No se puede pensar en la respuesta de María como en algo independiente de sus disposiciones habituales; su sí a Dios vino a ser la formalización actual de lo que siempre había querido.

—Señor, que vea; te pido como Bartimeo. Que Te vea. Que vea qué esperas de mí. Quiero escuchar tu llamada, en cada circunstancia de mi vida y, como María, para mi vida entera… Entiendo que conoces los detalles de mi andar terreno y prevés lo que llamo bueno y lo que llamo malo: todo es ocasión de amarte. Ayúdame a intentarlo sinceramente, de verdad. Enséñame a hacer tu voluntad, porque eres mi Dios (Ps). Enséñame a confiar en tu Bondad omnipotente.

No temas, María –le dice, antes incluso de manifestarle en detalle la Voluntad del Señor. Y, luego, el mensaje mismo incluye los motivos de seguridad y optimismo: que cuenta con todo el favor de Dios y que será obra del Espíritu Santo la concepción, manteniendo así su virginidad. Finalmente, recibe también una prueba de otra acción sorprendente de Dios, la fecundidad de Isabel, porque para Dios no hay nada imposible. –Concluye el arcángel.

Cuando nos habituamos a comtemplar a Dios –Señor de la historia: de la mía– presente en los sucesos de cada jornada, tenemos paz. Lo sentimos con un Padre –Dios– inspirando y protegiendo cada paso nuestro. Queriéndonos.

—Es que no comprendo por qué “esto” que, sí; es lo mejor, seguro que agradaría a Dios pero me cuesta…; es precisamente lo que debo hacer. O lo “otro”, que llamará la atención, y quizá entonces comenten…, o al menos pensarán… ¿Y por qué más, si ya hago esto y lo otro…? Además, no es obligatorio.

Y el Señor nos comprende y nos sonríe con el cariño de siempre: ¿Me quieres? –le escuhamos. Y ya sabemos que a la pregunta por el amor se responde con la vida: obras son amores…

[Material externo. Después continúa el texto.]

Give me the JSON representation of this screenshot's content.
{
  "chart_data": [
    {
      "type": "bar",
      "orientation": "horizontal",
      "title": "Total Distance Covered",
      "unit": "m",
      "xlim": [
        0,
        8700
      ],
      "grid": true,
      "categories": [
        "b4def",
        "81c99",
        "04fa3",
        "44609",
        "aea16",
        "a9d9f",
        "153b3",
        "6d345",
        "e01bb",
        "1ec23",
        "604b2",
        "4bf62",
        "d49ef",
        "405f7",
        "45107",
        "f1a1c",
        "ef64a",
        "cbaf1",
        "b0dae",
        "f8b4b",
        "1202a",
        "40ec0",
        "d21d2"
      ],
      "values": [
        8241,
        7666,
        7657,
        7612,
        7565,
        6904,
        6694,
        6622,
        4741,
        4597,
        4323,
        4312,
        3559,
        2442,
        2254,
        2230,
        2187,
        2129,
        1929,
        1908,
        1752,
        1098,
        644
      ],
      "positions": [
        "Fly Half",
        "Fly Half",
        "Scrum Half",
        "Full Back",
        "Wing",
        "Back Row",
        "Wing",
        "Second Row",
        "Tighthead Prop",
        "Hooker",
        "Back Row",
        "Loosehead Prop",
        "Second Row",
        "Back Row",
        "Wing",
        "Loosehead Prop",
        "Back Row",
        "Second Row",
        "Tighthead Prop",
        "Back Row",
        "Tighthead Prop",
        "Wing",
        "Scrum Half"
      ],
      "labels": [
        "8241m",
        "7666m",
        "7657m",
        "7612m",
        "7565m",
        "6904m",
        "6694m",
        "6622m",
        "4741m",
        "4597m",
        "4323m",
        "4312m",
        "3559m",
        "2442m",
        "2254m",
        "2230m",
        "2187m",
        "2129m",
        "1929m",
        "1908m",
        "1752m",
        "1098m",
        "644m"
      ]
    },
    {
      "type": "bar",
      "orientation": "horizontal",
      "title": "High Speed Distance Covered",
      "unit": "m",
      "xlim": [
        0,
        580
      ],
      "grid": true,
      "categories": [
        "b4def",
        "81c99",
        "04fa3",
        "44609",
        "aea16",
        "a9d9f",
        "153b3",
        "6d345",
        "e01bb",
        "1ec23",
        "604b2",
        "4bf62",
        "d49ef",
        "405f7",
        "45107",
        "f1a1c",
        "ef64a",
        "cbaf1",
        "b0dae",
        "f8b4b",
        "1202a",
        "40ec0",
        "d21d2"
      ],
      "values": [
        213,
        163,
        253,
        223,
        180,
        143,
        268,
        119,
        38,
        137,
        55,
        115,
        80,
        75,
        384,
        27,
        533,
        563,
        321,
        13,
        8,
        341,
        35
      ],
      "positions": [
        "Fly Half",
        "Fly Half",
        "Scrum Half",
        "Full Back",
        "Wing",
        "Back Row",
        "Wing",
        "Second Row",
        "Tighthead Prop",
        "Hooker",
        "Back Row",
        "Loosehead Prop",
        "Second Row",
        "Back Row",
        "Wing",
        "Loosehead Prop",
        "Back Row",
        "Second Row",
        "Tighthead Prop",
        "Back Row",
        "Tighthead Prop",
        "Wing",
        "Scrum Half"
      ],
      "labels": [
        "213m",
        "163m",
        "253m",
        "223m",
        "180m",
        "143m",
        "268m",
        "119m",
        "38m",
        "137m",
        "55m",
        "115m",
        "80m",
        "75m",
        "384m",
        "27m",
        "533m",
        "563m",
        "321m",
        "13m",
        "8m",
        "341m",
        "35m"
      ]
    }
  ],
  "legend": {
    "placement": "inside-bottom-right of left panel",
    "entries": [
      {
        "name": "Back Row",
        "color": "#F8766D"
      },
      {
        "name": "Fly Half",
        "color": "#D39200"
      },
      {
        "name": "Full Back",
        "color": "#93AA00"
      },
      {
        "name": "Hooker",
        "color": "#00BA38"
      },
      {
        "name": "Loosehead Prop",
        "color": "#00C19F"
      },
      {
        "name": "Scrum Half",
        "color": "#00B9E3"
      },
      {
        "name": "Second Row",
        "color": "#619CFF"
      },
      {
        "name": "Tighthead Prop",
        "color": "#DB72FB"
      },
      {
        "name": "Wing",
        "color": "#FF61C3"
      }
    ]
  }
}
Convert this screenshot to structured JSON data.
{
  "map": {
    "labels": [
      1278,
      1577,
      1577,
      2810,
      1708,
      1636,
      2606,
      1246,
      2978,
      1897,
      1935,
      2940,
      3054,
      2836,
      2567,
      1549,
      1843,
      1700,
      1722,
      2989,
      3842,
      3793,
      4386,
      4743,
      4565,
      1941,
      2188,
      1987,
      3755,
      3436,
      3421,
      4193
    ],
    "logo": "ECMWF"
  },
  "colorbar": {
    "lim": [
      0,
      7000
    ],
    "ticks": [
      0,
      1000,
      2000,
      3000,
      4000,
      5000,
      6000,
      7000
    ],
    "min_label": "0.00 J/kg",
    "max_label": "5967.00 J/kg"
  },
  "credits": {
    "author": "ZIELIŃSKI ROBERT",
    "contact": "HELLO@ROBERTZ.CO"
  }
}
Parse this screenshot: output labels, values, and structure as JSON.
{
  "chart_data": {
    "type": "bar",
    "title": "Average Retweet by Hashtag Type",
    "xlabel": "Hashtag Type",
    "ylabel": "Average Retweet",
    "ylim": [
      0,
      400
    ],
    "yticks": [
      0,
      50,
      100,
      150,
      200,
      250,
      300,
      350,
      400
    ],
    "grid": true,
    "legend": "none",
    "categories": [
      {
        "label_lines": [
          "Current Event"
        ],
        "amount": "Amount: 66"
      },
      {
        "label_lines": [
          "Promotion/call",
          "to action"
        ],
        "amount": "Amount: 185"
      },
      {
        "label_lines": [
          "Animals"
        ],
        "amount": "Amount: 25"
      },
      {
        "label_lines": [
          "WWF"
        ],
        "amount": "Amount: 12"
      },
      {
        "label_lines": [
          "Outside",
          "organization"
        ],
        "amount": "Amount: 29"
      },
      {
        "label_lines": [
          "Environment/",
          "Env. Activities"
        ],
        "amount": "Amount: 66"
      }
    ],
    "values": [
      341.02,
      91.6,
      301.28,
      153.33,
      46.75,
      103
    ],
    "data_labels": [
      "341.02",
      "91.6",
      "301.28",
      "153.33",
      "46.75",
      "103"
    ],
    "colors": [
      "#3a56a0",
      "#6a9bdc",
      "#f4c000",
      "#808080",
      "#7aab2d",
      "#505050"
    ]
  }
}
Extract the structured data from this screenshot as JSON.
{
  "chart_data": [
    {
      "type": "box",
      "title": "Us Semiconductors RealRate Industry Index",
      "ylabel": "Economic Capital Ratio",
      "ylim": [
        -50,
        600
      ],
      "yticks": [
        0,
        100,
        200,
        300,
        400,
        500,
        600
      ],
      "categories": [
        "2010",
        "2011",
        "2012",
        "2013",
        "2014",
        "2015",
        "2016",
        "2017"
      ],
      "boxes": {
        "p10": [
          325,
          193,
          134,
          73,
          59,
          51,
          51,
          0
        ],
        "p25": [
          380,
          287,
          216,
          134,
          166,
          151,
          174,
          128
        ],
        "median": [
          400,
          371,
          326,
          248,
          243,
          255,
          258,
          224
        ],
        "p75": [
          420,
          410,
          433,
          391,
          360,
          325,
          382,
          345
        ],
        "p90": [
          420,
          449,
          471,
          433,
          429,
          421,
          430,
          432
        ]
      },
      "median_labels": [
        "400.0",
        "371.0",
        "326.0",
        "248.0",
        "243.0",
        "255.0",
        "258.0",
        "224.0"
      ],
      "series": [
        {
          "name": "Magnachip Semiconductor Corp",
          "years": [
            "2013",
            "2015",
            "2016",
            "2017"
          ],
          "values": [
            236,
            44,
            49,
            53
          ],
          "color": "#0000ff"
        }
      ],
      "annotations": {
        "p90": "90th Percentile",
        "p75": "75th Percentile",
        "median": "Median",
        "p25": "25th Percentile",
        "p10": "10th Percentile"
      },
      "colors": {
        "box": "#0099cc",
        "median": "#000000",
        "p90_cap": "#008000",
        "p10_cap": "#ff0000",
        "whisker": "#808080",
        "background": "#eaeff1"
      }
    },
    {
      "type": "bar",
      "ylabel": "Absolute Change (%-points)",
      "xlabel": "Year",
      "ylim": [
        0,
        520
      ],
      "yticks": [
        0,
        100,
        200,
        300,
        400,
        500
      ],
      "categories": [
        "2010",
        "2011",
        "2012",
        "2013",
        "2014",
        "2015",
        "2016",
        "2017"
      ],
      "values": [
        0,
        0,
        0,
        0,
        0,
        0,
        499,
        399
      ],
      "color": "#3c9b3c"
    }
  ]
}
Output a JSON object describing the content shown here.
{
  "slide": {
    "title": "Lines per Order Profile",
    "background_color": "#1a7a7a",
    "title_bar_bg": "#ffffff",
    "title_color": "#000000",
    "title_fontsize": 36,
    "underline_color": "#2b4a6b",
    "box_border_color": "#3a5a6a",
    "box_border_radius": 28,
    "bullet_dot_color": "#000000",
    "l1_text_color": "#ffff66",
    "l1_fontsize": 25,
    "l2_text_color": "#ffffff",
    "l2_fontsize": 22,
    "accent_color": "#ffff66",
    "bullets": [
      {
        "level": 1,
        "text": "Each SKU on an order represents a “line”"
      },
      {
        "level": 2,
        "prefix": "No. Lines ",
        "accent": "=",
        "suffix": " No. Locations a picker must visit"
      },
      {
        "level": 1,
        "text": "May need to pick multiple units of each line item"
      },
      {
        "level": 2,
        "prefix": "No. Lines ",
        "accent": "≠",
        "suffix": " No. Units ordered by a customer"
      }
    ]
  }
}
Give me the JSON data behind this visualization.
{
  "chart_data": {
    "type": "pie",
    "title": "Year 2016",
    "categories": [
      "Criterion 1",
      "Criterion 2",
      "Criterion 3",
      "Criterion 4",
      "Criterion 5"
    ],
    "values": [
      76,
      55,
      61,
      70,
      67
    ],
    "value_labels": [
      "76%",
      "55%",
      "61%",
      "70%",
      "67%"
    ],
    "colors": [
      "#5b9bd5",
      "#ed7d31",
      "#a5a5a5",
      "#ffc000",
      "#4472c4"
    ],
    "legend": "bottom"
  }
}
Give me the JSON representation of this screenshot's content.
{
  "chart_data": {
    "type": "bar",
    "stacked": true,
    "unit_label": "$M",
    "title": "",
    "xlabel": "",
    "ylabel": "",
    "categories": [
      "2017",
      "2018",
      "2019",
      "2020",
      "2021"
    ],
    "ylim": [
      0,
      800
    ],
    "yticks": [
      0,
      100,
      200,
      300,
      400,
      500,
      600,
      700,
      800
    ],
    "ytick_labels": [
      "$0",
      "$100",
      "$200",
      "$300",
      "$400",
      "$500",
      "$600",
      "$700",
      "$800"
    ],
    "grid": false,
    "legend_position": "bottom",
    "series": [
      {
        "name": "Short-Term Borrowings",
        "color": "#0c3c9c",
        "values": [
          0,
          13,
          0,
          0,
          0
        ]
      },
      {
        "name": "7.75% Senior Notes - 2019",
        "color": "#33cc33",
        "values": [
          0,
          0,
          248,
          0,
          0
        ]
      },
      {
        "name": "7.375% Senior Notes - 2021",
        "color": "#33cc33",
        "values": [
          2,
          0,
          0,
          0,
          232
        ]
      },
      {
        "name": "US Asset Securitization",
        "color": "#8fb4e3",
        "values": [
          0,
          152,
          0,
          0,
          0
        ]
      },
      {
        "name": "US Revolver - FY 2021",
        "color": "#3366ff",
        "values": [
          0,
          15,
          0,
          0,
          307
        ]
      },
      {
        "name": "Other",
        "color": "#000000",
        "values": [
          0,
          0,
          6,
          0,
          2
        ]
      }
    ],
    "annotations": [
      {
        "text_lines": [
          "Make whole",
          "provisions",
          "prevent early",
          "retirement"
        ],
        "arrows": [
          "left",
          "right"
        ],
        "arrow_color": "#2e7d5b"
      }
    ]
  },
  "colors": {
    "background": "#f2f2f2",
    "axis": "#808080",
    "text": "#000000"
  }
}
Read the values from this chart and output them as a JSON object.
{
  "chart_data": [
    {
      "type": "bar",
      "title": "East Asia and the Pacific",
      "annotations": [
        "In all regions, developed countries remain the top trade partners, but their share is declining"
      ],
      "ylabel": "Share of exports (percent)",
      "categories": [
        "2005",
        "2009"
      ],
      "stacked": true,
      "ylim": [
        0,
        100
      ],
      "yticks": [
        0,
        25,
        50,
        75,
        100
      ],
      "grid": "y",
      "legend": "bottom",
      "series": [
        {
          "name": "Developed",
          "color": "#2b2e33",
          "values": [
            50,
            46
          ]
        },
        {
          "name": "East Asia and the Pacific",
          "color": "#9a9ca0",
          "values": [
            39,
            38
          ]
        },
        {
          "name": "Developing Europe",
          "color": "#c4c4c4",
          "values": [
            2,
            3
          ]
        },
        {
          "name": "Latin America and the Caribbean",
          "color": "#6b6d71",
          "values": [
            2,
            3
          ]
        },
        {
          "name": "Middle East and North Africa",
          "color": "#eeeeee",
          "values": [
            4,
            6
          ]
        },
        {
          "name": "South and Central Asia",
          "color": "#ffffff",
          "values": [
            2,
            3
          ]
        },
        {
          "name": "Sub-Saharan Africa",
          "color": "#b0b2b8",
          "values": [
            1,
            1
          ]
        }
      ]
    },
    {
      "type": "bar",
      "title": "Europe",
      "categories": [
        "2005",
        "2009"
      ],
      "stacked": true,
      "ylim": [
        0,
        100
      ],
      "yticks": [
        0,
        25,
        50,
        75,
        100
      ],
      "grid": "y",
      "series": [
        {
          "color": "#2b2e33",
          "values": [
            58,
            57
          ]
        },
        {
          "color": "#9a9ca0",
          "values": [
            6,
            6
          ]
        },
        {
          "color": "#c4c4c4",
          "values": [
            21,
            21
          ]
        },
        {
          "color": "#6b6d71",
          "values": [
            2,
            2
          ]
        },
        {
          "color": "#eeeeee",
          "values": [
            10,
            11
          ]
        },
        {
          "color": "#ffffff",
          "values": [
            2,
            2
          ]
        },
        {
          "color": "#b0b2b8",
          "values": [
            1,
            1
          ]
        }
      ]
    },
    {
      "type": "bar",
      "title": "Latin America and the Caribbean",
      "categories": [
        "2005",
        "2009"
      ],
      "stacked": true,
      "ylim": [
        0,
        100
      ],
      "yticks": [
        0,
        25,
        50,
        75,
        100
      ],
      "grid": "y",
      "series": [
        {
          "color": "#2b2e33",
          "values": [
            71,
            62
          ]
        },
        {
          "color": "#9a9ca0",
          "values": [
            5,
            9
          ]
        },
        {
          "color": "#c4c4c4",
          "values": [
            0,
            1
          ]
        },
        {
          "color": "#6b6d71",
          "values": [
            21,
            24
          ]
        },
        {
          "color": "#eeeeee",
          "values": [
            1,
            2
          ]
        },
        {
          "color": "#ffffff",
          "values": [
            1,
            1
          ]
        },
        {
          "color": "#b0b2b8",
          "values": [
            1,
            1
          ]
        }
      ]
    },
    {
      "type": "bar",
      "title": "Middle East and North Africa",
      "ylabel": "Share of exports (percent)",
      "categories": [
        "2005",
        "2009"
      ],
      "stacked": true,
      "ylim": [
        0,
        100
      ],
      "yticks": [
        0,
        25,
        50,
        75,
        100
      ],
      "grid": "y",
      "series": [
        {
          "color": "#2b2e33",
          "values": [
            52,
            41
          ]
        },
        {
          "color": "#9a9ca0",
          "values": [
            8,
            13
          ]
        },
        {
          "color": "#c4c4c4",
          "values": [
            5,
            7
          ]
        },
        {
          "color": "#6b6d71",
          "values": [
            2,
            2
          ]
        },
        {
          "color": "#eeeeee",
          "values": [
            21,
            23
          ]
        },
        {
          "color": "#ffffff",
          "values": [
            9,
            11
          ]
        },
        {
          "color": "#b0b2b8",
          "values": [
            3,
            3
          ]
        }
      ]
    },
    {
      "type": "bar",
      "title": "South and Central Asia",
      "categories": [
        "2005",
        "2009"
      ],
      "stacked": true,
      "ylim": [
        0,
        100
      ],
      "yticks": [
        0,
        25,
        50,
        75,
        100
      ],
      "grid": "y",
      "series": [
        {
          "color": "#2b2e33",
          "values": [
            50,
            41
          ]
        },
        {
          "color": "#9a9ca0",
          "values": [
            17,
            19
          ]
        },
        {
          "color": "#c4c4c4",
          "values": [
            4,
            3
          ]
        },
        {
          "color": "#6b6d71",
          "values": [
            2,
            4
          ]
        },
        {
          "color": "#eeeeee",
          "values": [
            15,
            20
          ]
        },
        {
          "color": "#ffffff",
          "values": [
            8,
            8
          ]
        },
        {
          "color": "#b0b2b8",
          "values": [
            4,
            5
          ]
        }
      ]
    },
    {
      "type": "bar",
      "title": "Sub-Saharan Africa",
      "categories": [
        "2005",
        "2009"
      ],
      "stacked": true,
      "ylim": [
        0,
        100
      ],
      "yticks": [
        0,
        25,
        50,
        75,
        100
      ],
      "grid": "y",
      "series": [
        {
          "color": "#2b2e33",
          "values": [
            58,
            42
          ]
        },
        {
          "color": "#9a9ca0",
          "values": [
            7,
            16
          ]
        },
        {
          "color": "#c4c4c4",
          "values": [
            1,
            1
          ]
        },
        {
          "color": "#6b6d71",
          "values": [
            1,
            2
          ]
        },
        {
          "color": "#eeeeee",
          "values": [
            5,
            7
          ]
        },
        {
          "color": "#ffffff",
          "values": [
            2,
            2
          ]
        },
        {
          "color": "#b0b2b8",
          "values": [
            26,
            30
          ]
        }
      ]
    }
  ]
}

—Ayúdame, Señor, a decirte siempre que sí. Auméntame la fe para ver más claramente qué esperas de mí cada mañana y cada tarde: Os invito a que vayáis recogiendo durante el día –con vuestra mortificación, con actos de amor y de entrega al Señor– miligramos de oro, y polvillo de brillantes, de rubíes y de esmeraldas. Los encontraréis a vuestro paso, en las cosas pequeñas. Recogedlos, para hacer un tesoro en el Cielo, porque con miligramos de oro se reúnen al cabo del tiempo gramos y kilogramos, y con fragmentos de esas piedras preciosas lograréis hacer diamantes estupendos, grandes rubíes y espléndidas esmeraldas.

El “sí” de María, el día de la Anunciación, fue a ser Madre de Dios. El Verbo se hizo humano en sus entrañas, por el Espíritu Santo y su consentimiento. Nuestros “sí” a Dios de todos los días se parecen a los que Nuestra Madre pronunciaba de continuo, amando a Dios en cada momento y circunstancia de la vida. Eran, en María, enamoradas afirmaciones –silenciosas casi siempre– de una conversación que no termina, como no terminan nunca las palabras de los enamorados aunque sólo se miren. Madre mía enséñame a querer.